Auto Finance Growth

Auto Finance Growth

Drive informed lending decisions

On the winding road to recovery, the auto industry has steered around some of its most critical hazards ever. These have included industry consolidations, high default and repossession rates, government bail-outs, double-digit sales dips, and high fuel prices.

Now, the auto industry is poised for recovery and growth. Both captive and non-captive auto finance lenders are rethinking acquisitions strategies and customer finance programs. However, these activities, are tempered by a cautious approach to credit evaluation and a need for highly predictive tools for risk assessment. FICO offers new innovations for auto lending that will responsibly grow auto loan portfolios.

Shifting to streamlined processes

The auto lending space has always been highly competitive and is now shifting into high gear with new models and reformatted leasing programs coming to market. Competition for car buyers will be intense as dealers vie for low-risk buyers, ready to purchase after several years of delay. Those lenders who have traditionally focused on non-prime will especially need the best analytics for early stage delinquency detection to protect their business models.

In all cases, systems and tools that help streamline processes, improve efficiencies, and drive down operations costs will be in high demand. Any capability that drives a competitive edge will be highly valued. FICO is well positioned to lead these improvements with easily implemented and flexible rules-based solutions, integrated with financial decisioning solutions.

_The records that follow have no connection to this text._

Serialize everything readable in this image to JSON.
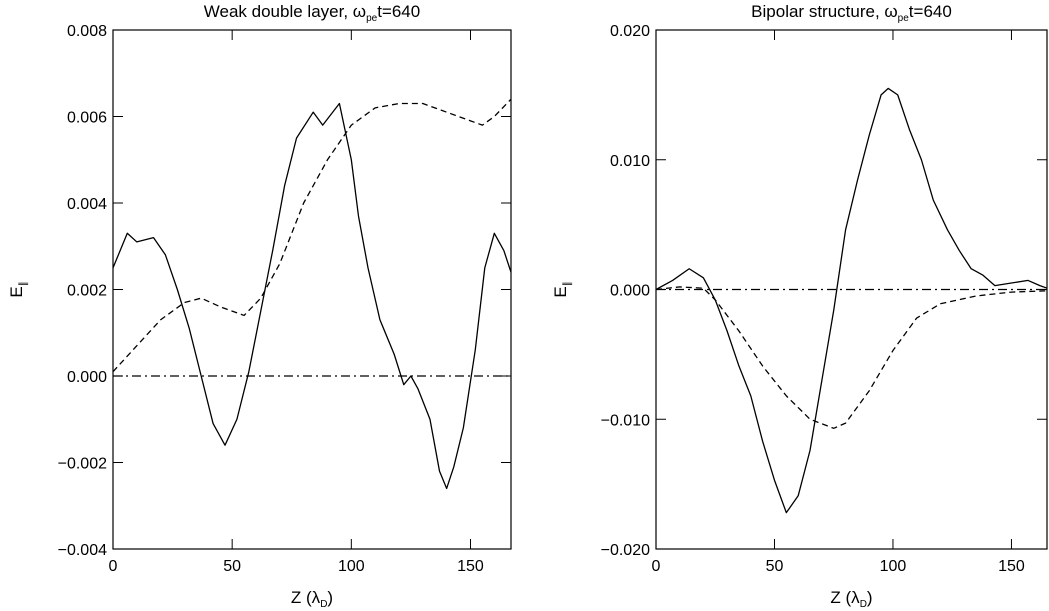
{
  "chart_data": [
    {
      "type": "line",
      "title": "Weak double layer, ω",
      "title_subscript": "pe",
      "title_suffix": "t=640",
      "xlabel": "Z (λ",
      "xlabel_subscript": "D",
      "xlabel_suffix": ")",
      "ylabel": "E",
      "ylabel_subscript": "∥",
      "xlim": [
        0,
        167
      ],
      "xticks": [
        0,
        50,
        100,
        150
      ],
      "ylim": [
        -0.004,
        0.008
      ],
      "yticks": [
        {
          "value": -0.004,
          "label": "−0.004"
        },
        {
          "value": -0.002,
          "label": "−0.002"
        },
        {
          "value": 0,
          "label": "0.000"
        },
        {
          "value": 0.002,
          "label": "0.002"
        },
        {
          "value": 0.004,
          "label": "0.004"
        },
        {
          "value": 0.006,
          "label": "0.006"
        },
        {
          "value": 0.008,
          "label": "0.008"
        }
      ],
      "series": [
        {
          "style": "solid",
          "color": "#000000",
          "x": [
            0,
            6,
            10,
            17,
            22,
            27,
            32,
            37,
            42,
            47,
            52,
            57,
            62,
            67,
            72,
            77,
            84,
            88,
            95,
            100,
            103,
            107,
            112,
            118,
            122,
            125,
            128,
            133,
            137,
            140,
            143,
            147,
            152,
            156,
            160,
            164,
            167
          ],
          "values": [
            0.0025,
            0.0033,
            0.0031,
            0.0032,
            0.0028,
            0.002,
            0.0011,
            0,
            -0.0011,
            -0.0016,
            -0.001,
            0.0001,
            0.0015,
            0.0029,
            0.0044,
            0.0055,
            0.0061,
            0.0058,
            0.0063,
            0.005,
            0.0037,
            0.0025,
            0.0013,
            0.0005,
            -0.0002,
            0,
            -0.0003,
            -0.001,
            -0.0022,
            -0.0026,
            -0.0021,
            -0.0012,
            0.0006,
            0.0025,
            0.0033,
            0.0029,
            0.0024
          ]
        },
        {
          "style": "dashed",
          "color": "#000000",
          "x": [
            0,
            10,
            20,
            30,
            37,
            45,
            55,
            62,
            70,
            80,
            90,
            100,
            110,
            120,
            130,
            140,
            150,
            155,
            160,
            167
          ],
          "values": [
            0.0001,
            0.0007,
            0.0013,
            0.0017,
            0.0018,
            0.0016,
            0.0014,
            0.0018,
            0.0026,
            0.004,
            0.005,
            0.0058,
            0.0062,
            0.0063,
            0.0063,
            0.0061,
            0.0059,
            0.0058,
            0.006,
            0.0064
          ]
        },
        {
          "style": "dashdot",
          "color": "#000000",
          "x": [
            0,
            167
          ],
          "values": [
            0,
            0
          ]
        }
      ]
    },
    {
      "type": "line",
      "title": "Bipolar structure, ω",
      "title_subscript": "pe",
      "title_suffix": "t=640",
      "xlabel": "Z (λ",
      "xlabel_subscript": "D",
      "xlabel_suffix": ")",
      "ylabel": "E",
      "ylabel_subscript": "∥",
      "xlim": [
        0,
        165
      ],
      "xticks": [
        0,
        50,
        100,
        150
      ],
      "ylim": [
        -0.02,
        0.02
      ],
      "yticks": [
        {
          "value": -0.02,
          "label": "−0.020"
        },
        {
          "value": -0.01,
          "label": "−0.010"
        },
        {
          "value": 0,
          "label": "0.000"
        },
        {
          "value": 0.01,
          "label": "0.010"
        },
        {
          "value": 0.02,
          "label": "0.020"
        }
      ],
      "series": [
        {
          "style": "solid",
          "color": "#000000",
          "x": [
            0,
            7,
            14,
            20,
            25,
            30,
            35,
            40,
            45,
            50,
            55,
            60,
            65,
            70,
            75,
            80,
            85,
            90,
            95,
            98,
            102,
            107,
            112,
            117,
            123,
            128,
            133,
            138,
            143,
            150,
            157,
            162,
            165
          ],
          "values": [
            0,
            0.0007,
            0.0016,
            0.0009,
            -0.0008,
            -0.0032,
            -0.0059,
            -0.0082,
            -0.0117,
            -0.0147,
            -0.0172,
            -0.0159,
            -0.0124,
            -0.007,
            -0.0016,
            0.0046,
            0.0084,
            0.0119,
            0.015,
            0.0155,
            0.015,
            0.0123,
            0.01,
            0.0069,
            0.0046,
            0.003,
            0.0016,
            0.0011,
            0.0003,
            0.0005,
            0.0007,
            0.0003,
            0.0001
          ]
        },
        {
          "style": "dashed",
          "color": "#000000",
          "x": [
            0,
            10,
            20,
            25,
            35,
            45,
            55,
            65,
            75,
            80,
            90,
            100,
            110,
            120,
            135,
            150,
            165
          ],
          "values": [
            0,
            0.0002,
            0.0001,
            -0.0008,
            -0.0032,
            -0.0059,
            -0.0082,
            -0.01,
            -0.0107,
            -0.0103,
            -0.0078,
            -0.0047,
            -0.0022,
            -0.0011,
            -0.0005,
            -0.0002,
            -0.0001
          ]
        },
        {
          "style": "dashdot",
          "color": "#000000",
          "x": [
            0,
            165
          ],
          "values": [
            0,
            0
          ]
        }
      ]
    }
  ]
}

Analytics steer better decisions

From the initial score pull to the final payment, FICO’s comprehensive program of auto finance growth solutions can help you:

  • Prioritize customer segments for outreach and promotion (Non-captives).
  • Improve originations decisions with finely honed risk analytics tuned to the auto industry.
  • Assess both risk and the ability to pay for greatest profitability.
  • Automate products promotion strategies that both maximize acceptance and enhance portfolio Net Present Value (NPV).
  • Target only regional opportunities for growth to help mitigate the risk of expanding the credit portfolio.